Figure 6.

Fe65-dependent transcriptional activity of APP-Gal4 and APPct-Gal4 is down regulated in HEK293T stable cells with Hirano bodies. HEK293T stable cells (1×10⁴ cells) expressing GFP or CT-GFP were co-transfected with 0.1 μg of pG5E1B-luc, 0.02 μg of pRL-TK and one of the following 5 different Gal4 constructs (C): 0.1 μg of pMst (Gal4), 0.1 μg of pMst-APP695 (APP-Gal4), 0.1 μg of pMst-APP695* (APP*-Gal4), 0.1 μg of pMst-APPct (APPct-Gal4), and 0.1 μg of pMst-APPct* (APPct*-Gal4) in the absence (A) or presence (B) of 0.1 μg of HA-Fe65. Plasmids with * contain the NATA mutation instead of NPTY in the C-terminal domain of APP that binds to Fe65. Transactivation activity was normalized to the level of transactivation of control Gal4. APP-Gal4 and APPct-Gal4 induced reporter expression was greatly enhanced by the presence of Fe65 (note the different scale bars in panels A and B).
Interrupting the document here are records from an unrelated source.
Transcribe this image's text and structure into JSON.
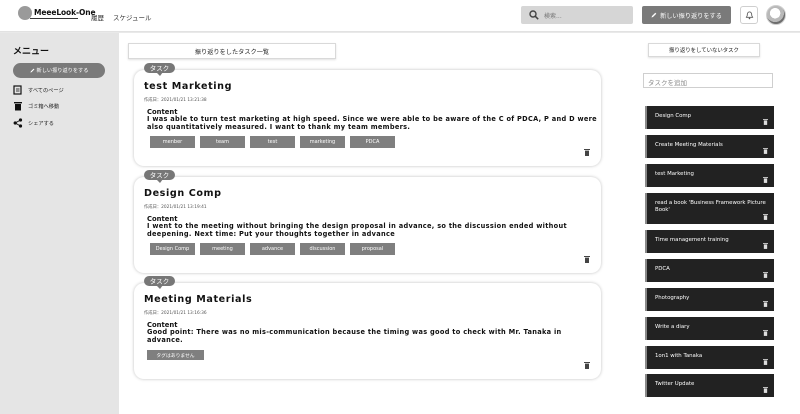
{
  "header": {
    "logo": "MeeeLook-One",
    "nav": [
      "履歴",
      "スケジュール"
    ],
    "search_placeholder": "検索...",
    "new_button": "新しい振り返りをする"
  },
  "sidebar": {
    "title": "メニュー",
    "new_button": "新しい振り返りをする",
    "items": [
      {
        "label": "すべてのページ",
        "icon": "page-icon"
      },
      {
        "label": "ゴミ箱へ移動",
        "icon": "trash-icon"
      },
      {
        "label": "シェアする",
        "icon": "share-icon"
      }
    ]
  },
  "main": {
    "list_title": "振り返りをしたタスク一覧",
    "card_badge": "タスク",
    "content_label": "Content",
    "cards": [
      {
        "title": "test Marketing",
        "date": "作成日：2021/01/21 13:21:38",
        "content": "I was able to turn test marketing at high speed. Since we were able to be aware of the C of PDCA, P and D were also quantitatively measured. I want to thank my team members.",
        "tags": [
          "menber",
          "team",
          "test",
          "marketing",
          "PDCA"
        ]
      },
      {
        "title": "Design Comp",
        "date": "作成日：2021/01/21 13:19:41",
        "content": "I went to the meeting without bringing the design proposal in advance, so the discussion ended without deepening. Next time: Put your thoughts together in advance",
        "tags": [
          "Design Comp",
          "meeting",
          "advance",
          "discussion",
          "proposal"
        ]
      },
      {
        "title": "Meeting Materials",
        "date": "作成日：2021/01/21 13:16:36",
        "content": "Good point: There was no mis-communication because the timing was good to check with Mr. Tanaka in advance.",
        "tags": [],
        "no_tags": "タグはありません"
      }
    ]
  },
  "right": {
    "title": "振り返りをしていないタスク",
    "add_placeholder": "タスクを追加",
    "tasks": [
      "Design Comp",
      "Create Meeting Materials",
      "test Marketing",
      "read a book 'Business Framework Picture Book'",
      "Time management training",
      "PDCA",
      "Photography",
      "Write a diary",
      "1on1 with Tanaka",
      "Twitter Update"
    ]
  }
}
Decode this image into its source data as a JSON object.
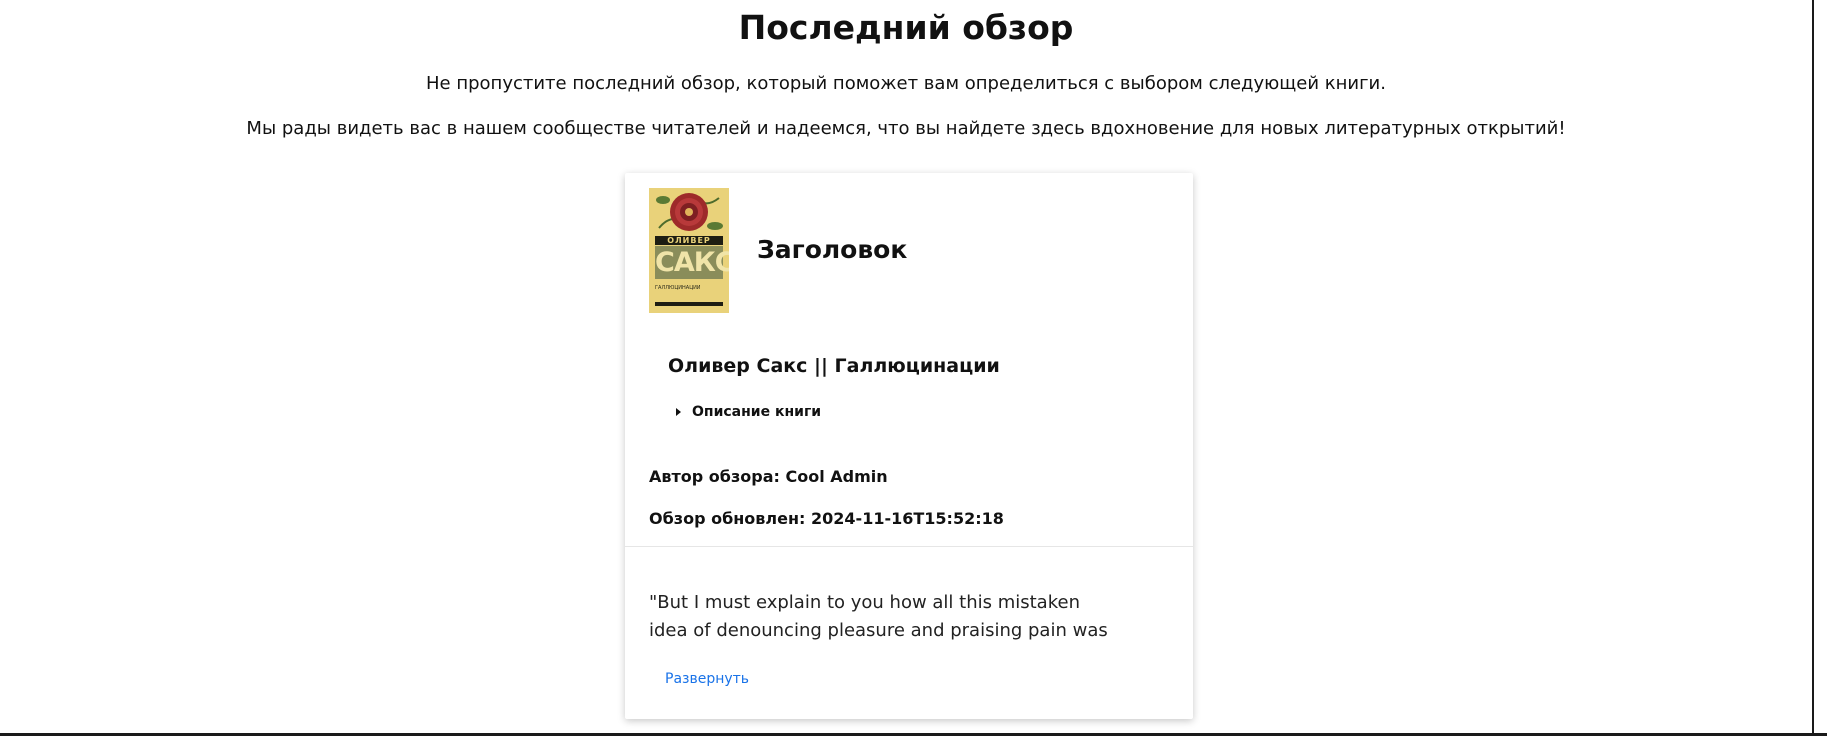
{
  "header": {
    "title": "Последний обзор",
    "intro_line_1": "Не пропустите последний обзор, который поможет вам определиться с выбором следующей книги.",
    "intro_line_2": "Мы рады видеть вас в нашем сообществе читателей и надеемся, что вы найдете здесь вдохновение для новых литературных открытий!"
  },
  "review_card": {
    "heading": "Заголовок",
    "book_title": "Оливер Сакс || Галлюцинации",
    "description_toggle_label": "Описание книги",
    "author_line": "Автор обзора: Cool Admin",
    "updated_line": "Обзор обновлен: 2024-11-16T15:52:18",
    "excerpt": "\"But I must explain to you how all this mistaken idea of denouncing pleasure and praising pain was",
    "expand_label": "Развернуть",
    "cover": {
      "author_band": "ОЛИВЕР",
      "author_name": "САКС",
      "subtitle": "ГАЛЛЮЦИНАЦИИ"
    }
  },
  "colors": {
    "link": "#1a73e8",
    "cover_background": "#e9d27a",
    "cover_panel": "#8a8d5a"
  }
}
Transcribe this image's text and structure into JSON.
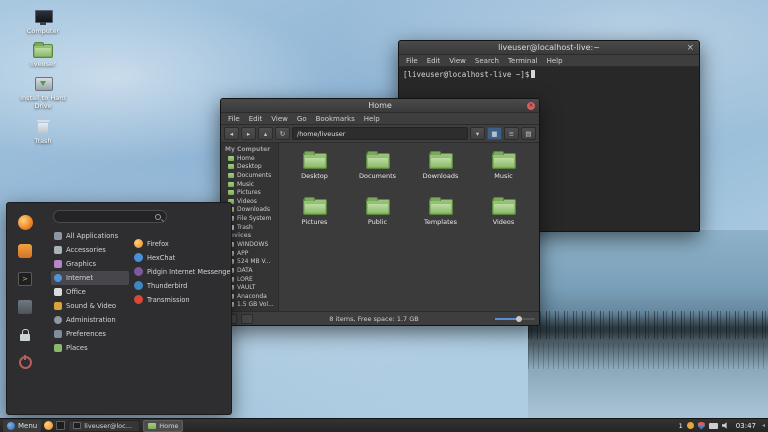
{
  "colors": {
    "accent_blue": "#5b8fd4",
    "folder_green": "#8bb96b",
    "firefox_orange": "#f08a2c",
    "close_red": "#d35f5f",
    "panel_dark": "#2a2a2a"
  },
  "glyphs": {
    "close": "×",
    "back": "◂",
    "forward": "▸",
    "up": "▴",
    "refresh": "↻",
    "dropdown": "▾",
    "view_grid": "▦",
    "view_list": "≡",
    "view_compact": "▤",
    "terminal_prompt_icon": ">",
    "tray_arrow": "◂"
  },
  "desktop_icons": [
    {
      "label": "Computer"
    },
    {
      "label": "liveuser"
    },
    {
      "label": "Install to Hard Drive"
    },
    {
      "label": "Trash"
    }
  ],
  "terminal_window": {
    "title": "liveuser@localhost-live:~",
    "menu": [
      "File",
      "Edit",
      "View",
      "Search",
      "Terminal",
      "Help"
    ],
    "prompt": "[liveuser@localhost-live ~]$"
  },
  "file_manager": {
    "title": "Home",
    "menu": [
      "File",
      "Edit",
      "View",
      "Go",
      "Bookmarks",
      "Help"
    ],
    "path_value": "/home/liveuser",
    "sidebar": {
      "computer_header": "My Computer",
      "places": [
        "Home",
        "Desktop",
        "Documents",
        "Music",
        "Pictures",
        "Videos",
        "Downloads",
        "File System",
        "Trash"
      ],
      "devices_header": "Devices",
      "devices": [
        "WINDOWS",
        "APP",
        "524 MB V...",
        "DATA",
        "LORE",
        "VAULT",
        "Anaconda",
        "1.5 GB Vol..."
      ]
    },
    "folders": [
      "Desktop",
      "Documents",
      "Downloads",
      "Music",
      "Pictures",
      "Public",
      "Templates",
      "Videos"
    ],
    "status_text": "8 items, Free space: 1.7 GB"
  },
  "app_menu": {
    "search": {
      "value": "",
      "placeholder": ""
    },
    "favorite_icons": [
      "firefox-icon",
      "software-icon",
      "terminal-icon",
      "files-icon",
      "lock-screen-icon",
      "shutdown-icon"
    ],
    "categories": [
      "All Applications",
      "Accessories",
      "Graphics",
      "Internet",
      "Office",
      "Sound & Video",
      "Administration",
      "Preferences",
      "Places"
    ],
    "active_category": "Internet",
    "apps": [
      "Firefox",
      "HexChat",
      "Pidgin Internet Messenger",
      "Thunderbird",
      "Transmission"
    ]
  },
  "taskbar": {
    "menu_label": "Menu",
    "tasks": [
      {
        "label": "liveuser@localh...",
        "active": false
      },
      {
        "label": "Home",
        "active": true
      }
    ],
    "notification_count": "1",
    "clock": "03:47"
  }
}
In the presence of Fe65, reporter expression was significantly lower in CT-GFP cells as compared to GFP cells (p < 0.001), and was significantly greater for APP-Gal4 and APPct-Gal4 than for the corresponding constructs with the NATA mutation (marked with *) in the Fe65 binding motif. Data shown are mean ± S.E.M. of triplicate measurements and repeated in three independent experiments.